President of the Supreme Court of Rwanda and the High Council of the Judiciary
- Incumbent
- Assumed office 12 December 2024
- Deputy: Alphonse Hitiyaremye
- Preceded by: Faustin Ntezilyayo

Personal details
- Born: 11 November 1964, Kimihurura District, Kigali, Rwanda
- Alma mater: National University of Rwanda Hekima University College Institute of Legal Practice and Development of Rwanda

= Domitilla Mukantaganzwa =

Rwandan jurist and judge (born 1964)

Domitilla Mukantaganzwa (born 11 November 1964) is a Rwandan jurist and judge. She has been the second female president of the Supreme Court of Rwanda and the High Council of the Judiciary since 2024.

==Early life and education==
Mukantaganzwa was born 11 November 1964 in Kimihurura District, Kigali, Rwanda. She completed her studies in economics and obtained a law degree from the National University of Rwanda in 1987. She subsequently went on to gain a Master’s degree in Peace Studies and International Relations at the Institute of Peace Studies and International Relations at Hekima University College in Kenya, and undertook further studies at the Institute of Legal Practice and Development.

==Career==
In 1987, she became deputy mayor and subsequently worked as a legal adviser at the Ministry of the Interior and Municipal Development and at the Ministry of Agriculture and Livestock. Between 1994 and 1998, Mukantaganzwa became Director-General of the Ministry of Social Affairs and Labour and also served as a director at the UNICEF. She was member of the Constitutional and Legal Affairs Committee in 1999, where he was one of the members of the Commission responsible for drafting the 2003 Constitution.

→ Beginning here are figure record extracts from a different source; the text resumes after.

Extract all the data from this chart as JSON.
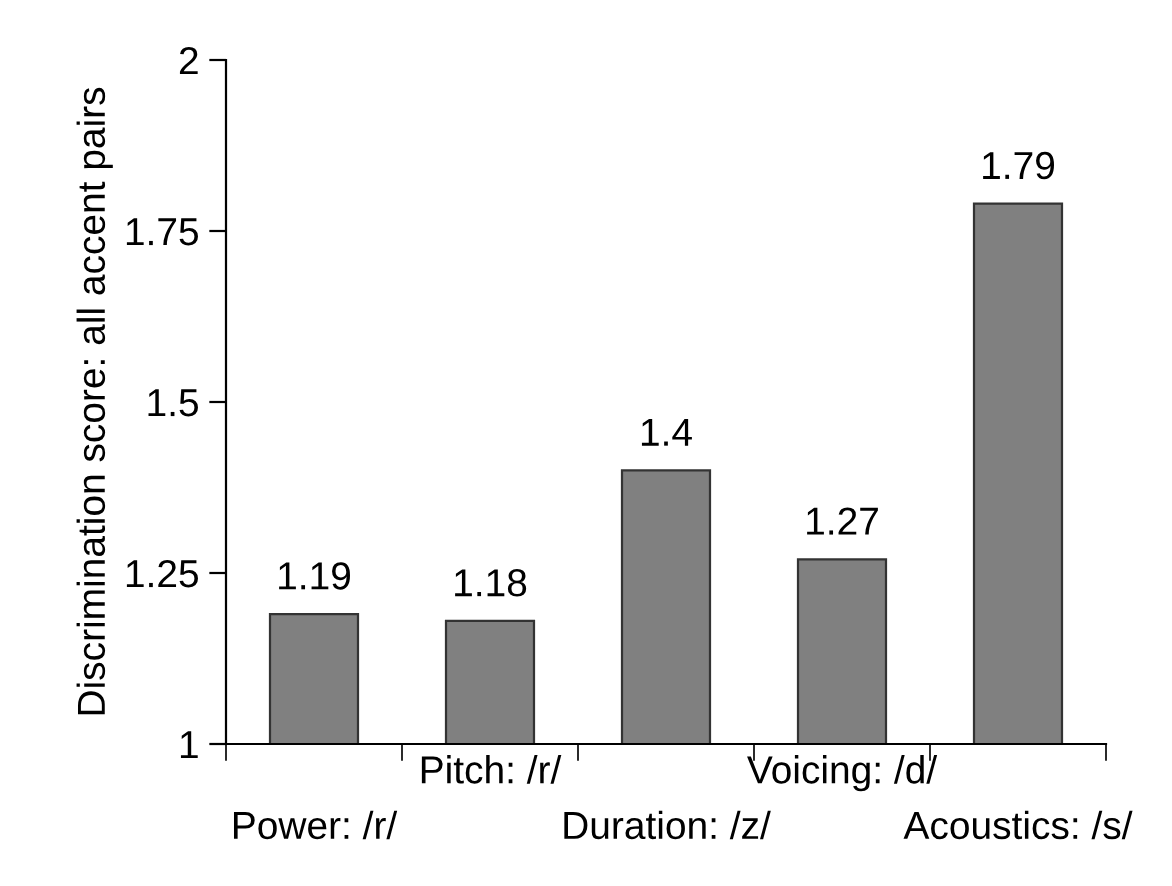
{
  "chart_data": {
    "type": "bar",
    "ylabel": "Discrimination score: all accent pairs",
    "categories": [
      "Power: /r/",
      "Pitch: /r/",
      "Duration: /z/",
      "Voicing: /d/",
      "Acoustics: /s/"
    ],
    "values": [
      1.19,
      1.18,
      1.4,
      1.27,
      1.79
    ],
    "color": "#808080",
    "ylim": [
      1,
      2
    ],
    "yticks": [
      1,
      1.25,
      1.5,
      1.75,
      2
    ],
    "grid": false,
    "data_labels": true
  }
}
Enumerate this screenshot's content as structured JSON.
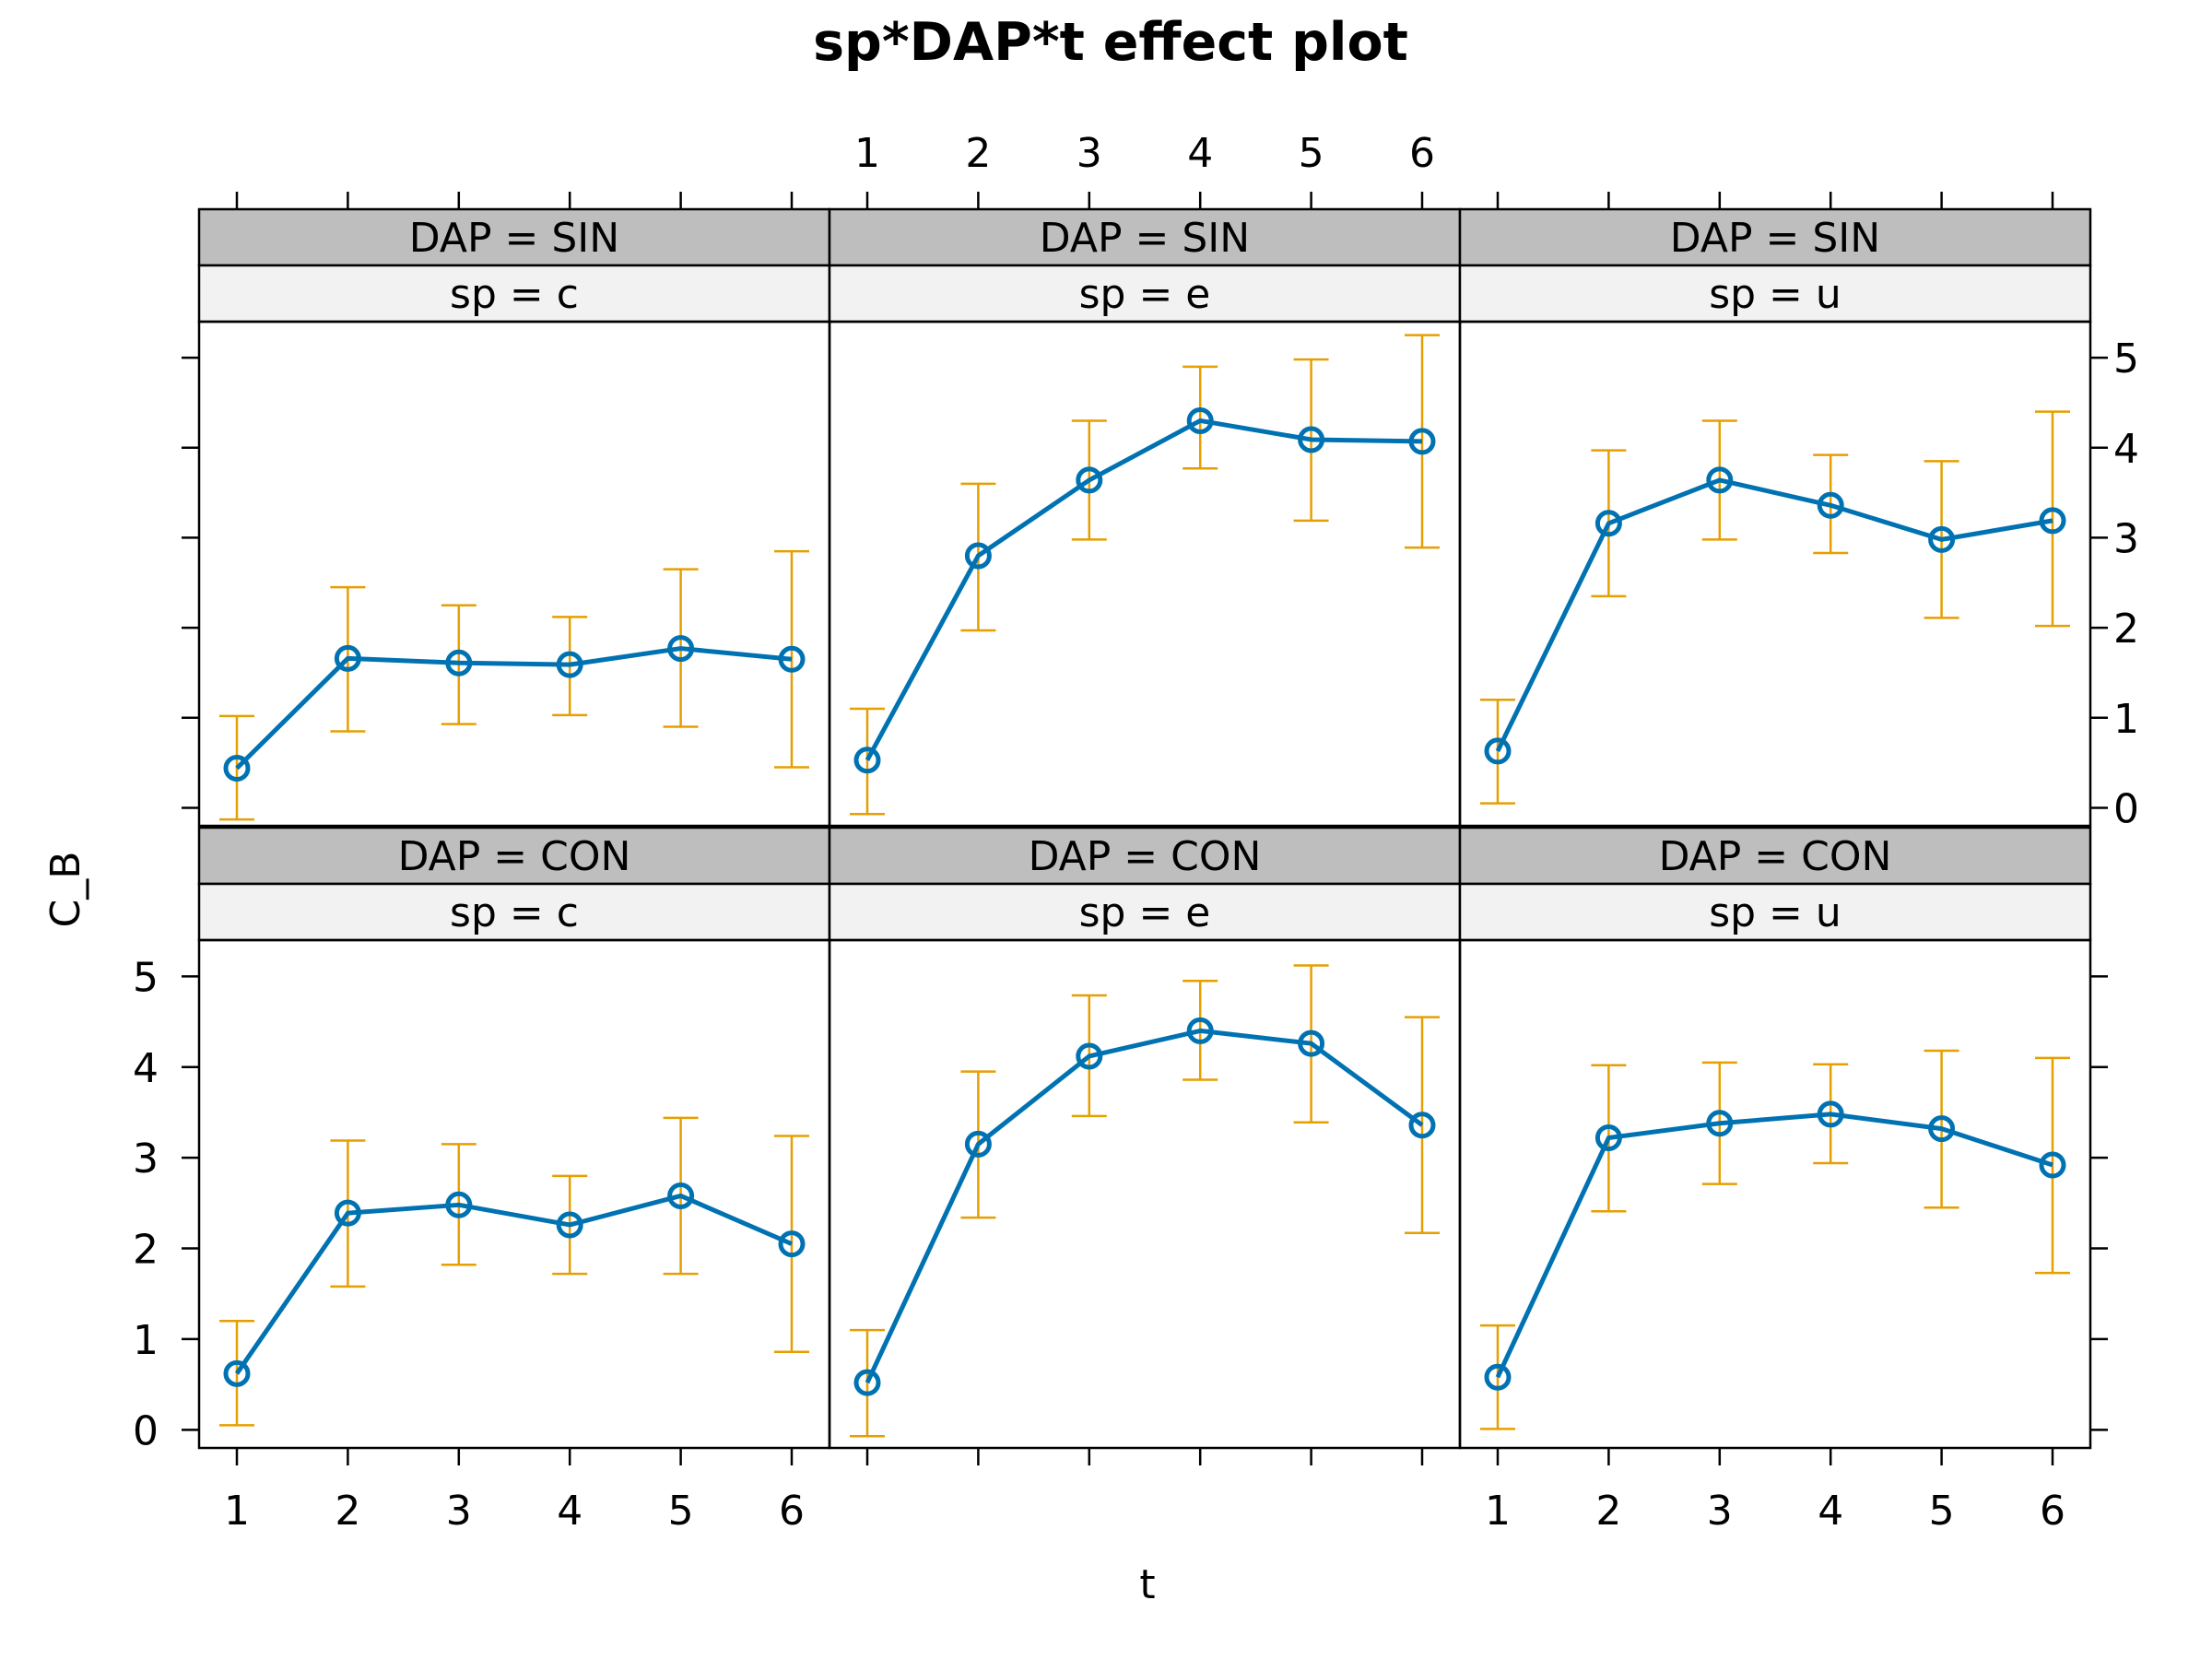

Mukantaganzwa served as executive secretary of the National Gacaca Courts Service between 2003 and 2012, overseeing trials from the Tutsi genocide. In December 2019 was named president of the Rwanda Law Reform Commission. On 3 December 2024 President of Rwanda Paul Kagame appointed her the new president of the Supreme Court of Rwanda to replace Faustin Ntezilyayo. She was sworn in on 12 December 2024.